Non ne usciremo migliori procedendo a vista a meno che l’occhio sia ben puntato su ciò che non ci è estraneo e ci è fratello, guardando a fondo nel disfacimento e nel polverone, cercando il segno di presenze nascenti, una corrispondenza; non le pandette, non la tecnologia – «non temo tracciamenti, non obietto con la retorica di una fantomatica privacy all’uso di app che concorrono a salvare la vita a qualcuno, ma proprio perché ho a cuore un qualcuno» – ma sempre l’umano. Che non è mai uno, da solo, non ingiallisce in un Dpcm né si spegne come un Mac. 

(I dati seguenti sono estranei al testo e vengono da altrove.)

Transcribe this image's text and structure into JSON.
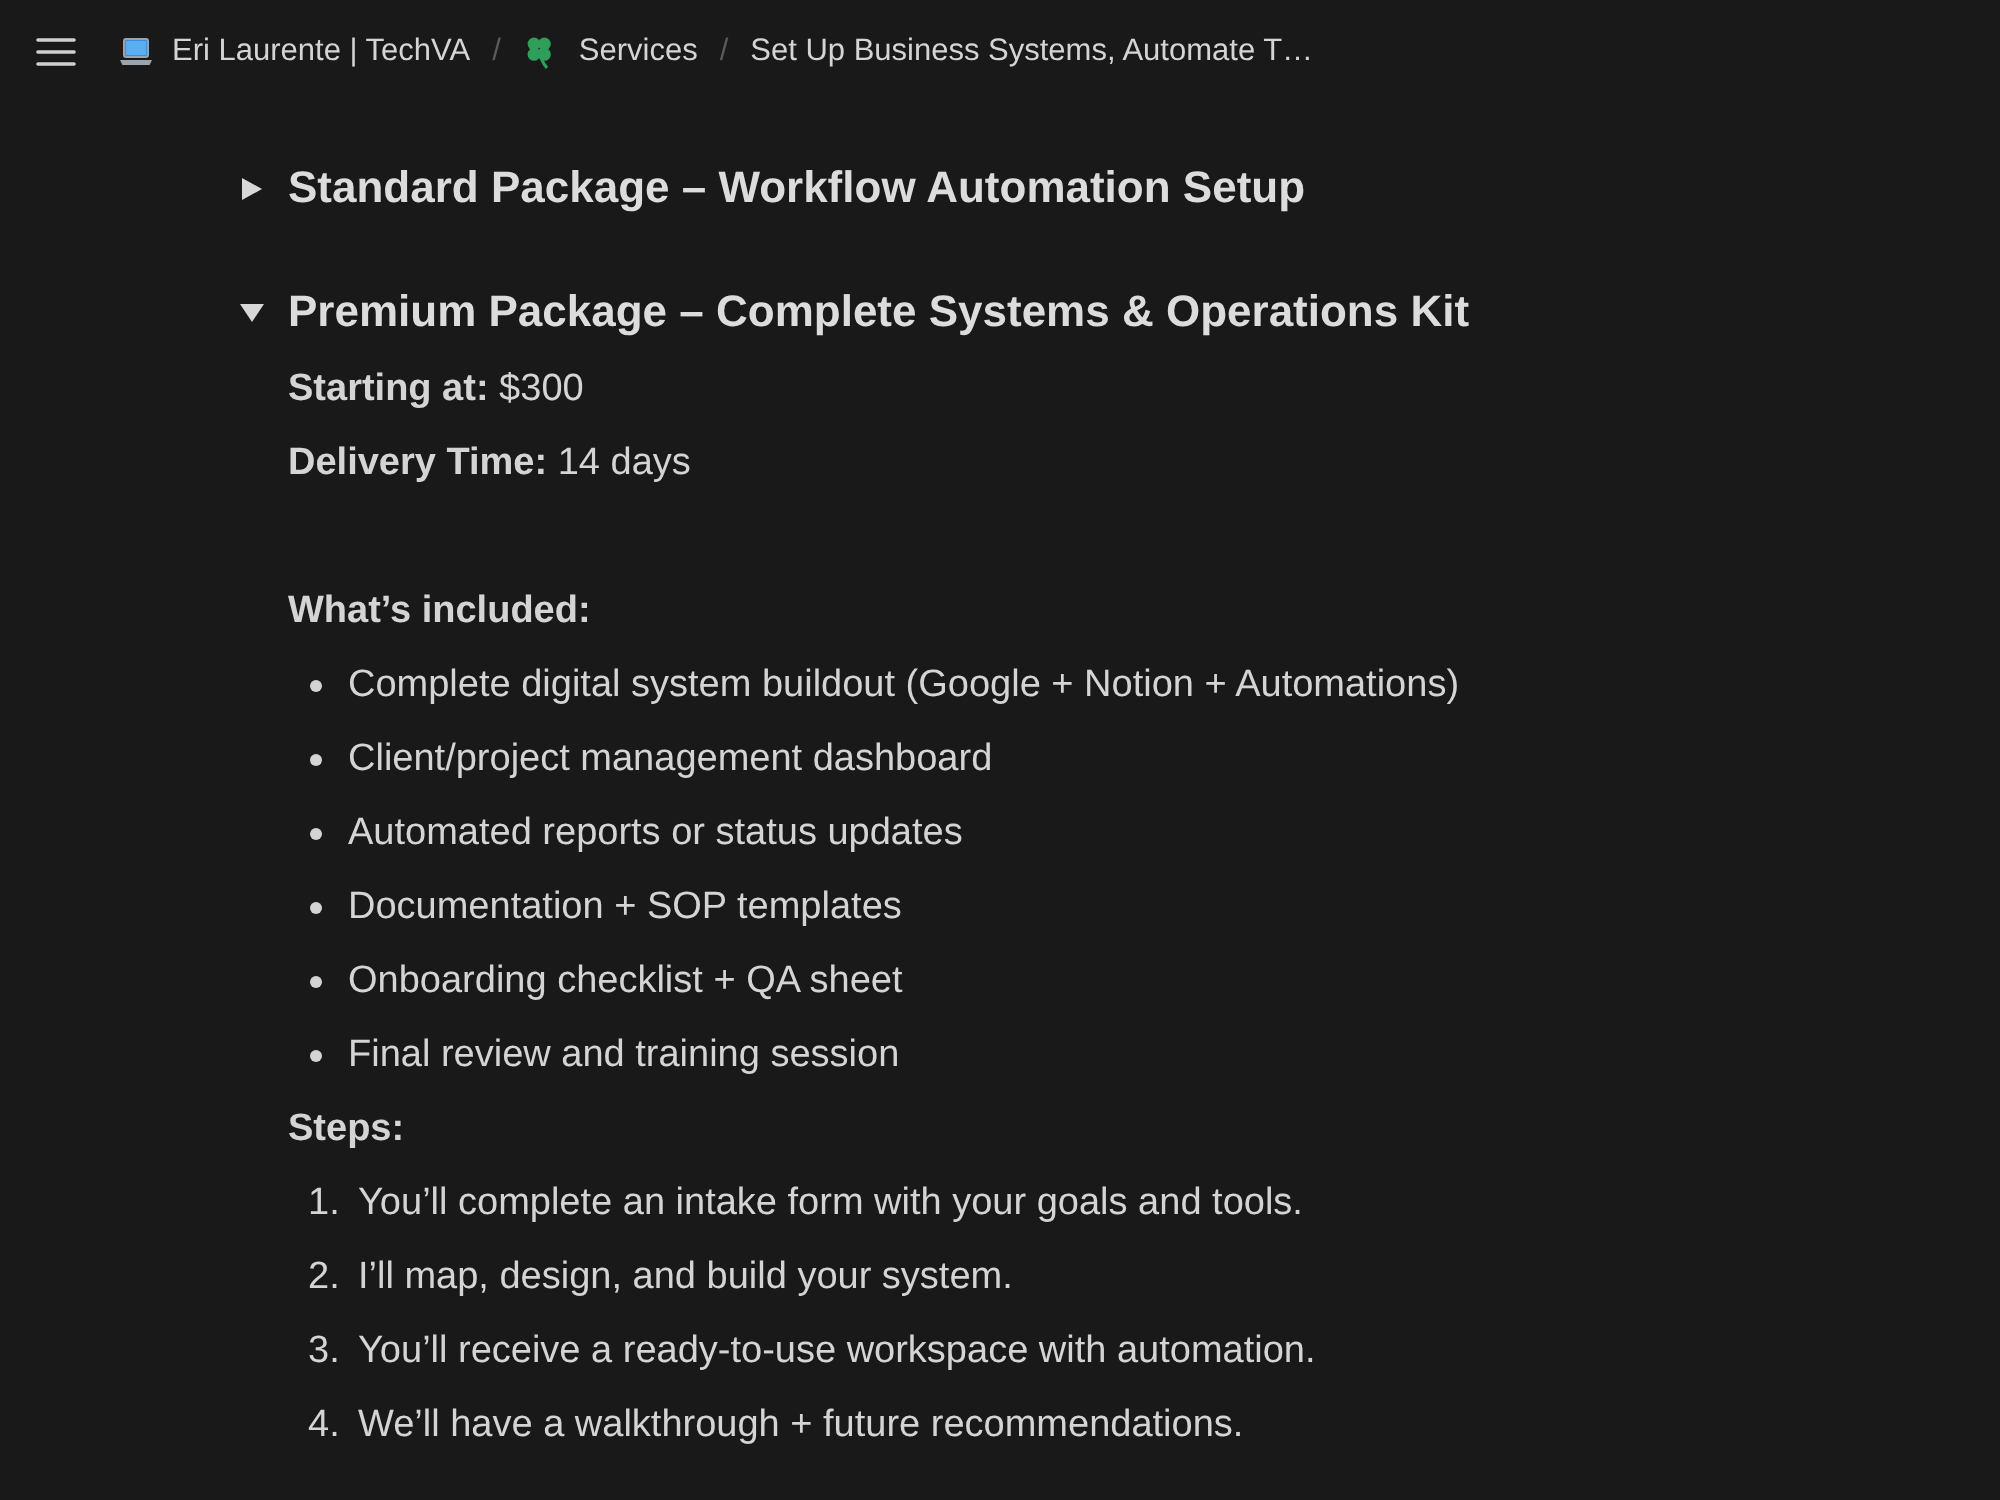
{
  "topbar": {
    "breadcrumbs": [
      {
        "kind": "workspace",
        "label": "Eri Laurente | TechVA"
      },
      {
        "kind": "page",
        "label": "Services"
      },
      {
        "kind": "current",
        "label": "Set Up Business Systems, Automate T…"
      }
    ],
    "separator": "/"
  },
  "toggles": [
    {
      "title": "Standard Package – Workflow Automation Setup",
      "expanded": false
    },
    {
      "title": "Premium Package – Complete Systems & Operations Kit",
      "expanded": true,
      "blocks": [
        {
          "kind": "paragraph",
          "text": "**Starting at:** $300"
        },
        {
          "kind": "paragraph",
          "text": "**Delivery Time:** 14 days"
        },
        {
          "kind": "blank"
        },
        {
          "kind": "label",
          "text": "What’s included:"
        },
        {
          "kind": "bullets",
          "items": [
            "Complete digital system buildout (Google + Notion + Automations)",
            "Client/project management dashboard",
            "Automated reports or status updates",
            "Documentation + SOP templates",
            "Onboarding checklist + QA sheet",
            "Final review and training session"
          ]
        },
        {
          "kind": "label",
          "text": "Steps:"
        },
        {
          "kind": "numbered",
          "items": [
            {
              "number": "1.",
              "text": "You’ll complete an intake form with your goals and tools."
            },
            {
              "number": "2.",
              "text": "I’ll map, design, and build your system."
            },
            {
              "number": "3.",
              "text": "You’ll receive a ready-to-use workspace with automation."
            },
            {
              "number": "4.",
              "text": "We’ll have a walkthrough + future recommendations."
            }
          ]
        }
      ]
    }
  ]
}
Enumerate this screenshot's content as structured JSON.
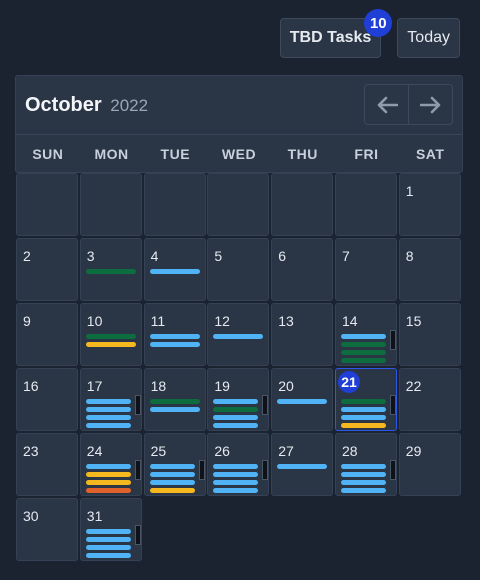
{
  "toolbar": {
    "tbd_label": "TBD Tasks",
    "tbd_count": "10",
    "today_label": "Today"
  },
  "calendar": {
    "month": "October",
    "year": "2022",
    "weekdays": [
      "SUN",
      "MON",
      "TUE",
      "WED",
      "THU",
      "FRI",
      "SAT"
    ],
    "today": "21",
    "colors": {
      "blue": "#4fb3f5",
      "green": "#0d6d3e",
      "yellow": "#f5b81e",
      "orange": "#e0622a",
      "today": "#1f3fd6"
    },
    "days": [
      {
        "day": "1",
        "bars": [],
        "more": false
      },
      {
        "day": "2",
        "bars": [],
        "more": false
      },
      {
        "day": "3",
        "bars": [
          "green"
        ],
        "more": false
      },
      {
        "day": "4",
        "bars": [
          "blue"
        ],
        "more": false
      },
      {
        "day": "5",
        "bars": [],
        "more": false
      },
      {
        "day": "6",
        "bars": [],
        "more": false
      },
      {
        "day": "7",
        "bars": [],
        "more": false
      },
      {
        "day": "8",
        "bars": [],
        "more": false
      },
      {
        "day": "9",
        "bars": [],
        "more": false
      },
      {
        "day": "10",
        "bars": [
          "green",
          "yellow"
        ],
        "more": false
      },
      {
        "day": "11",
        "bars": [
          "blue",
          "blue"
        ],
        "more": false
      },
      {
        "day": "12",
        "bars": [
          "blue"
        ],
        "more": false
      },
      {
        "day": "13",
        "bars": [],
        "more": false
      },
      {
        "day": "14",
        "bars": [
          "blue",
          "green",
          "green",
          "green"
        ],
        "more": true
      },
      {
        "day": "15",
        "bars": [],
        "more": false
      },
      {
        "day": "16",
        "bars": [],
        "more": false
      },
      {
        "day": "17",
        "bars": [
          "blue",
          "blue",
          "blue",
          "blue"
        ],
        "more": true
      },
      {
        "day": "18",
        "bars": [
          "green",
          "blue"
        ],
        "more": false
      },
      {
        "day": "19",
        "bars": [
          "blue",
          "green",
          "blue",
          "blue"
        ],
        "more": true
      },
      {
        "day": "20",
        "bars": [
          "blue"
        ],
        "more": false
      },
      {
        "day": "21",
        "bars": [
          "green",
          "blue",
          "blue",
          "yellow"
        ],
        "more": true
      },
      {
        "day": "22",
        "bars": [],
        "more": false
      },
      {
        "day": "23",
        "bars": [],
        "more": false
      },
      {
        "day": "24",
        "bars": [
          "blue",
          "yellow",
          "yellow",
          "orange"
        ],
        "more": true
      },
      {
        "day": "25",
        "bars": [
          "blue",
          "blue",
          "blue",
          "yellow"
        ],
        "more": true
      },
      {
        "day": "26",
        "bars": [
          "blue",
          "blue",
          "blue",
          "blue"
        ],
        "more": true
      },
      {
        "day": "27",
        "bars": [
          "blue"
        ],
        "more": false
      },
      {
        "day": "28",
        "bars": [
          "blue",
          "blue",
          "blue",
          "blue"
        ],
        "more": true
      },
      {
        "day": "29",
        "bars": [],
        "more": false
      },
      {
        "day": "30",
        "bars": [],
        "more": false
      },
      {
        "day": "31",
        "bars": [
          "blue",
          "blue",
          "blue",
          "blue"
        ],
        "more": true
      }
    ]
  }
}
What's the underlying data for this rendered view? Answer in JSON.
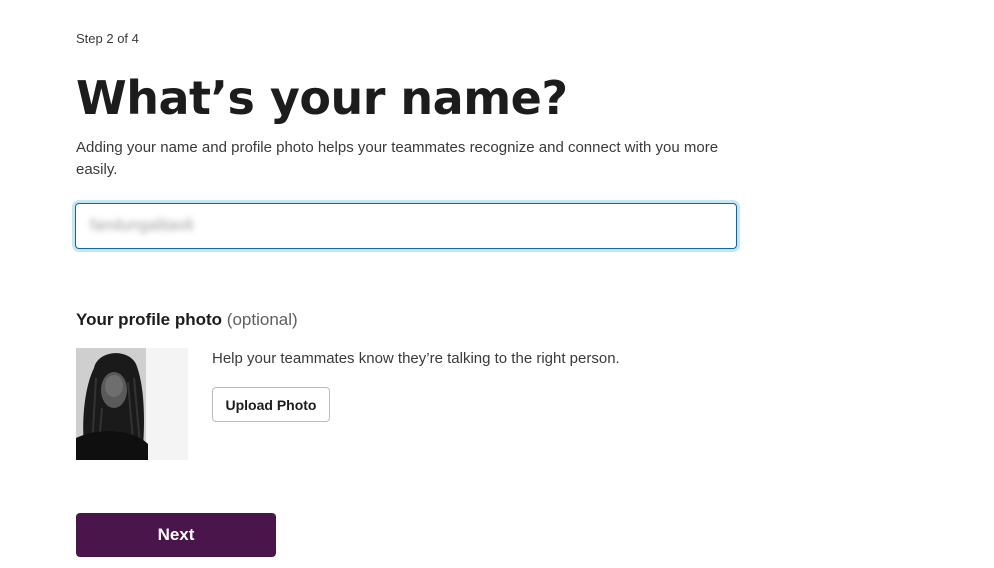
{
  "step": {
    "label": "Step 2 of 4"
  },
  "header": {
    "title": "What’s your name?",
    "subtitle": "Adding your name and profile photo helps your teammates recognize and connect with you more easily."
  },
  "name_field": {
    "value": "fandungalitaoli"
  },
  "profile_photo": {
    "heading": "Your profile photo",
    "optional_label": "(optional)",
    "help_text": "Help your teammates know they’re talking to the right person.",
    "upload_label": "Upload Photo"
  },
  "actions": {
    "next_label": "Next",
    "next_color": "#4a154b"
  },
  "colors": {
    "focus_border": "#1264a3"
  }
}
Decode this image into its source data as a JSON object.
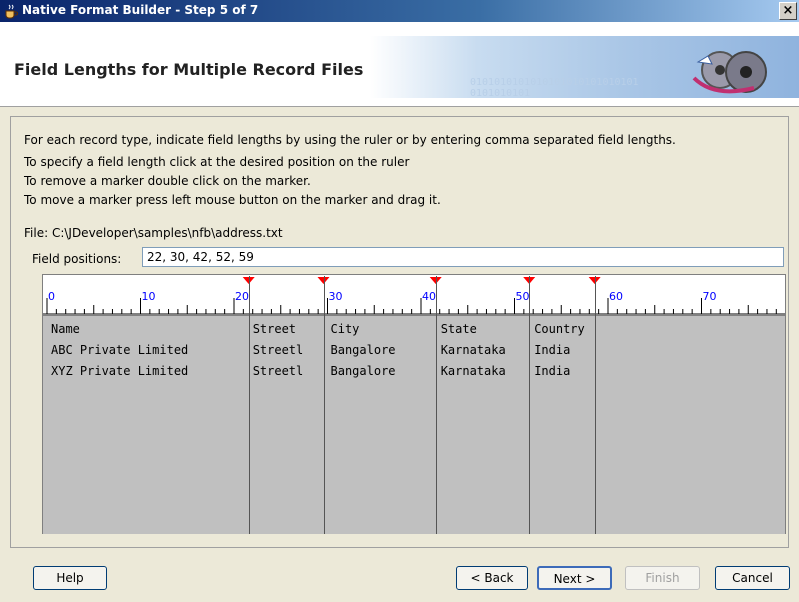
{
  "window": {
    "title": "Native Format Builder - Step 5 of 7",
    "close_glyph": "×"
  },
  "header": {
    "step_title": "Field Lengths for Multiple Record Files",
    "banner_binary": "0101010101010101010101010101\n0101010101"
  },
  "instructions": [
    "For each record type, indicate field lengths by using the ruler or by entering comma separated field lengths.",
    "To specify a field length click at the desired position on the ruler",
    "To remove a marker double click on the marker.",
    "To move a marker press left mouse button on the marker and drag it."
  ],
  "file": {
    "label": "File: C:\\JDeveloper\\samples\\nfb\\address.txt"
  },
  "field_positions": {
    "label": "Field positions:",
    "value": "22, 30, 42, 52, 59"
  },
  "ruler": {
    "tick_labels": [
      "0",
      "10",
      "20",
      "30",
      "40",
      "50",
      "60",
      "70"
    ],
    "marker_positions": [
      22,
      30,
      42,
      52,
      59
    ],
    "marker_color": "#ff0000",
    "label_color": "#0000ff"
  },
  "records": [
    [
      "Name",
      "Street",
      "City",
      "State",
      "Country"
    ],
    [
      "ABC Private Limited",
      "Streetl",
      "Bangalore",
      "Karnataka",
      "India"
    ],
    [
      "XYZ Private Limited",
      "Streetl",
      "Bangalore",
      "Karnataka",
      "India"
    ]
  ],
  "buttons": {
    "help": "Help",
    "back": "< Back",
    "next": "Next >",
    "finish": "Finish",
    "cancel": "Cancel"
  }
}
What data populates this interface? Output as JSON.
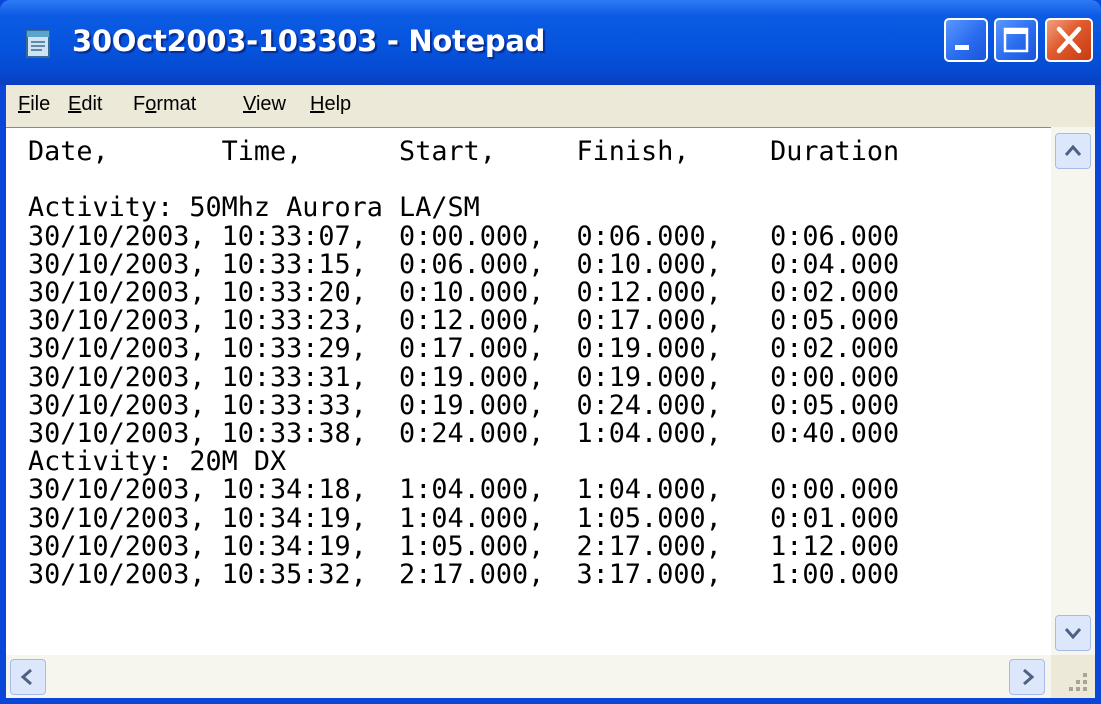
{
  "window": {
    "title": "30Oct2003-103303 - Notepad",
    "colors": {
      "titlebar": "#0654de",
      "close": "#e15a2c",
      "chrome": "#ece9d8"
    }
  },
  "icons": [
    "notepad-icon",
    "minimize-icon",
    "maximize-icon",
    "close-icon",
    "scroll-up-icon",
    "scroll-down-icon",
    "scroll-left-icon",
    "scroll-right-icon",
    "size-grip-icon"
  ],
  "menu": {
    "file": {
      "acc": "F",
      "rest": "ile"
    },
    "edit": {
      "acc": "E",
      "rest": "dit"
    },
    "format": {
      "pre": "F",
      "acc": "o",
      "rest": "rmat"
    },
    "view": {
      "acc": "V",
      "rest": "iew"
    },
    "help": {
      "acc": "H",
      "rest": "elp"
    }
  },
  "document": {
    "text": "Date,       Time,      Start,     Finish,     Duration\n\nActivity: 50Mhz Aurora LA/SM\n30/10/2003, 10:33:07,  0:00.000,  0:06.000,   0:06.000\n30/10/2003, 10:33:15,  0:06.000,  0:10.000,   0:04.000\n30/10/2003, 10:33:20,  0:10.000,  0:12.000,   0:02.000\n30/10/2003, 10:33:23,  0:12.000,  0:17.000,   0:05.000\n30/10/2003, 10:33:29,  0:17.000,  0:19.000,   0:02.000\n30/10/2003, 10:33:31,  0:19.000,  0:19.000,   0:00.000\n30/10/2003, 10:33:33,  0:19.000,  0:24.000,   0:05.000\n30/10/2003, 10:33:38,  0:24.000,  1:04.000,   0:40.000\nActivity: 20M DX\n30/10/2003, 10:34:18,  1:04.000,  1:04.000,   0:00.000\n30/10/2003, 10:34:19,  1:04.000,  1:05.000,   0:01.000\n30/10/2003, 10:34:19,  1:05.000,  2:17.000,   1:12.000\n30/10/2003, 10:35:32,  2:17.000,  3:17.000,   1:00.000"
  }
}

Secondo Polito «ci sarà un prima e dopo, come accade solo dopo i grandi eventi storici: in due mesi Covid ha mietuto nella sola Lombardia cinque volte i morti civili della Seconda guerra mondiale. Il luogo di lavoro, per due secoli sede della storia del progresso umano, del progresso tecnologico, dell’organizzazione sindacale collettiva, dell’intermediazione, si è smaterializzato. Si apre uno squarcio dopo l’altro. Ma ci sono cose che corrono nel sangue, che ci allacciano, domande di figli a cui non possiamo che rispondere come il padre ne La strada di McCarthy: ce la caveremo perché noi portiamo il fuoco». E sarebbe una colpa imperdonabile lasciarci spiegare come, dove e quando dalla balbuzie di un Dpcm.